Читать «Суббота навсегда» онлайн - страница 60
Леонид Моисеевич Гиршович
Прошли и мимо телеграфного столба, устойчивости ради галантно выставившего вперед ножку-подпорку — аж возьмет и следующим движением отвесит нам низкий поклон, проведя шляпой-репродуктором едва ли не по земле. «Солнышко светит ясное, здравствуй страна прекрасная» — уж больше не рвется из него в праздничный воздух, как то бывало в мое первомайское детство, которое с кем-то за ручку, с «баб Мань», например. Сегодня чувство праздника во мне мобилизуется песней «На тебе сошелся клином», например.
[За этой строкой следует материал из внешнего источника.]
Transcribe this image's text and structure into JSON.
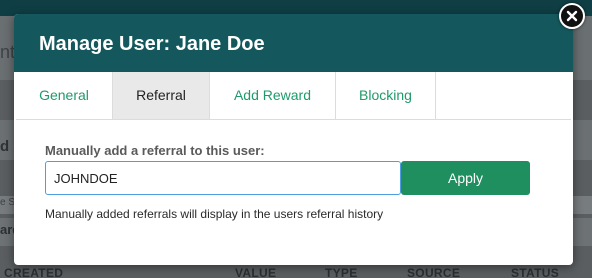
{
  "background": {
    "panel_text": "nt",
    "row1_text": "d R",
    "row2_text": "e S",
    "row3_text": "ard",
    "table_headers": [
      "CREATED",
      "VALUE",
      "TYPE",
      "SOURCE",
      "STATUS"
    ]
  },
  "modal": {
    "title": "Manage User: Jane Doe",
    "close_icon": "close-icon",
    "tabs": [
      {
        "label": "General",
        "active": false
      },
      {
        "label": "Referral",
        "active": true
      },
      {
        "label": "Add Reward",
        "active": false
      },
      {
        "label": "Blocking",
        "active": false
      }
    ],
    "referral": {
      "field_label": "Manually add a referral to this user:",
      "input_value": "JOHNDOE",
      "apply_label": "Apply",
      "helper_text": "Manually added referrals will display in the users referral history"
    }
  },
  "colors": {
    "header_bg": "#14585d",
    "accent_green": "#1f8f5f",
    "tab_text": "#1f9a6a",
    "input_focus_border": "#4c9ee0"
  }
}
Столб с репродуктором (колоколом и внутри непристойной тычинкою), «Любимец Нового Орлеана» на пять, семь и девять, кучки козлятушек то там, то сям, одноэтажное строение, поделенное на продмаг и сельмаг, отчего, подобно магнитному бруску, синим концом отталкивает, красным притягивает: село ездит в город за продуктами, город катит в село тряпками (а в адыгейских деревнях, говорят, свободно лежит Кафка и никто его не берет). Елена Ильинишна проходит сквозь это все — мимо, мимо — и увлекает меня за собой, Панночка…
— А какие у вас еще бывают сновидения?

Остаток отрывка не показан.